According to FINRA, Christopher Alexander Polinaire was fined $7,500, suspended for eight months in all capacities, and ordered to pay $128,000 in restitution to customers for engaging in excessive and unsuitable trading.
Polinaire recommended trades in customer accounts, some executed using margin, which customers routinely accepted. His trading resulted in annual turnover rates ranging from 10.01 to 45.23, meaning some accounts were essentially turned over more than 45 times in a year. The annualized cost-to-equity ratios ranged from 35.65 percent to 152.56 percent, meaning some customers' accounts would have needed to gain over 152 percent annually just to break even after accounting for commissions and fees.
In total, the affected customers paid a combined $128,000 in commissions and fees based on Polinaire's recommendations. This excessive trading, also known as "churning," generated substantial commissions for Polinaire while devastating customer accounts with costs.
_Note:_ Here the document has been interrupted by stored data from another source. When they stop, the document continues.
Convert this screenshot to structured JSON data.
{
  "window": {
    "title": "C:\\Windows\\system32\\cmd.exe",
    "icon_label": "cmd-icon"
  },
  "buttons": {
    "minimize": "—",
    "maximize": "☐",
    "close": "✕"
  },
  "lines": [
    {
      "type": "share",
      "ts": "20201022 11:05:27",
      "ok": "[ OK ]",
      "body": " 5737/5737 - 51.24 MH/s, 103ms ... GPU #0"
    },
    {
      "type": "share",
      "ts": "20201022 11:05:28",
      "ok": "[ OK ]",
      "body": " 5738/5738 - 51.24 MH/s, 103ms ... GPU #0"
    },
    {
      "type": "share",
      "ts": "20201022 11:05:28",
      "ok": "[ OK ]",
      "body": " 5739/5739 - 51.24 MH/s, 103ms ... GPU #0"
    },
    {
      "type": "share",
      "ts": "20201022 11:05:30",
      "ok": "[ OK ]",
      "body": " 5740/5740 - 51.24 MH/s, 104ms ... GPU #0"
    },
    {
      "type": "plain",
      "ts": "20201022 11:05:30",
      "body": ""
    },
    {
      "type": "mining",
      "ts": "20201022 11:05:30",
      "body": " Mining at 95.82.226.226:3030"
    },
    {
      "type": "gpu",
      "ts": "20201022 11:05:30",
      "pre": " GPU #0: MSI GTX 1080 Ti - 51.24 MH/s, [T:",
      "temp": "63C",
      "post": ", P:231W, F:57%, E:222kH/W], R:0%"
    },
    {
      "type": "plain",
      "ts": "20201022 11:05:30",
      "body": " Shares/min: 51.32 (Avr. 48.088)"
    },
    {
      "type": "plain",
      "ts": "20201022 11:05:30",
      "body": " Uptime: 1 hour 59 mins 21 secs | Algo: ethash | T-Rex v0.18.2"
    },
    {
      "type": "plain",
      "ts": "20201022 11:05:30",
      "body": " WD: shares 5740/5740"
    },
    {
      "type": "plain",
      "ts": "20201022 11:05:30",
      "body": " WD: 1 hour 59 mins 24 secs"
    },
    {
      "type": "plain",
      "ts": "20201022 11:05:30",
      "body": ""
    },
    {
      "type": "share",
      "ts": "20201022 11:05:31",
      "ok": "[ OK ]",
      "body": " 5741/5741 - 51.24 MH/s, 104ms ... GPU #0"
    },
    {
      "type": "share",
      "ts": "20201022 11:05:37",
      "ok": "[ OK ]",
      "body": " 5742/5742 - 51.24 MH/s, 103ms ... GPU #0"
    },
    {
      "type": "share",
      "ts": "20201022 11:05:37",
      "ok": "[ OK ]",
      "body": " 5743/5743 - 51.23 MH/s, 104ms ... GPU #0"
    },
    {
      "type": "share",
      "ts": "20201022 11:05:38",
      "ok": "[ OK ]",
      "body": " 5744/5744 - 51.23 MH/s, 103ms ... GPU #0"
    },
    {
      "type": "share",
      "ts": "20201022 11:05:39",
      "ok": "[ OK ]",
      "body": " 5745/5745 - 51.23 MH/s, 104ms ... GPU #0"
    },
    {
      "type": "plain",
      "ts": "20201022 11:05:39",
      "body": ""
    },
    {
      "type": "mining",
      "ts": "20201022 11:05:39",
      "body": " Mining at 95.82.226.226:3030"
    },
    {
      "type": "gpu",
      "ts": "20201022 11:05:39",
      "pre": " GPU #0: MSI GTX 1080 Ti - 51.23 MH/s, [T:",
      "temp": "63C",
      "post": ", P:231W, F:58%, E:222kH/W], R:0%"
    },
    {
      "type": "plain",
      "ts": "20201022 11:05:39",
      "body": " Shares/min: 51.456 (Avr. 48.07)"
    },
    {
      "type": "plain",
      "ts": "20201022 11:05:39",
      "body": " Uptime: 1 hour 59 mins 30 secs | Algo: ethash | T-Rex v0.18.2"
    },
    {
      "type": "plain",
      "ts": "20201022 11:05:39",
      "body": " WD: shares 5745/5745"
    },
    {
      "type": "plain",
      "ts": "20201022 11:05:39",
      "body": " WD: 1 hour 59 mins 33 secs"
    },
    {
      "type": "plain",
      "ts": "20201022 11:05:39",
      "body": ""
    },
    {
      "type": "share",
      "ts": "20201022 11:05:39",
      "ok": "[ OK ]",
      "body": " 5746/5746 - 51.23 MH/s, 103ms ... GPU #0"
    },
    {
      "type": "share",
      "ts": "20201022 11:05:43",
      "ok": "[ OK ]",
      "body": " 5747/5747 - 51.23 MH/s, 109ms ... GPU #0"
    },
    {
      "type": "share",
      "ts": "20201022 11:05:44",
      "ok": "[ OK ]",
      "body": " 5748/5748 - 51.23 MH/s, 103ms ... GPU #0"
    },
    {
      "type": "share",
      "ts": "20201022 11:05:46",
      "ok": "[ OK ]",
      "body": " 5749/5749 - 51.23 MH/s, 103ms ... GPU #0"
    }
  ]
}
Excessive trading is unsuitable regardless of a customer's investment profile because the high costs make it virtually impossible for customers to achieve positive returns. Turnover rates above 6 and cost-to-equity ratios above 20 percent are generally considered excessive. Polinaire's activity far exceeded these thresholds.
This case illustrates the importance of investors monitoring their account statements for excessive activity. Warning signs include frequent trades, high commission charges, and account values that decline despite market gains. Investors should question representatives who recommend frequent trading and consider whether the strategy serves their interests or primarily generates commissions.
The eight-month suspension and restitution order hold Polinaire accountable for putting his financial interests ahead of his customers' wellbeing.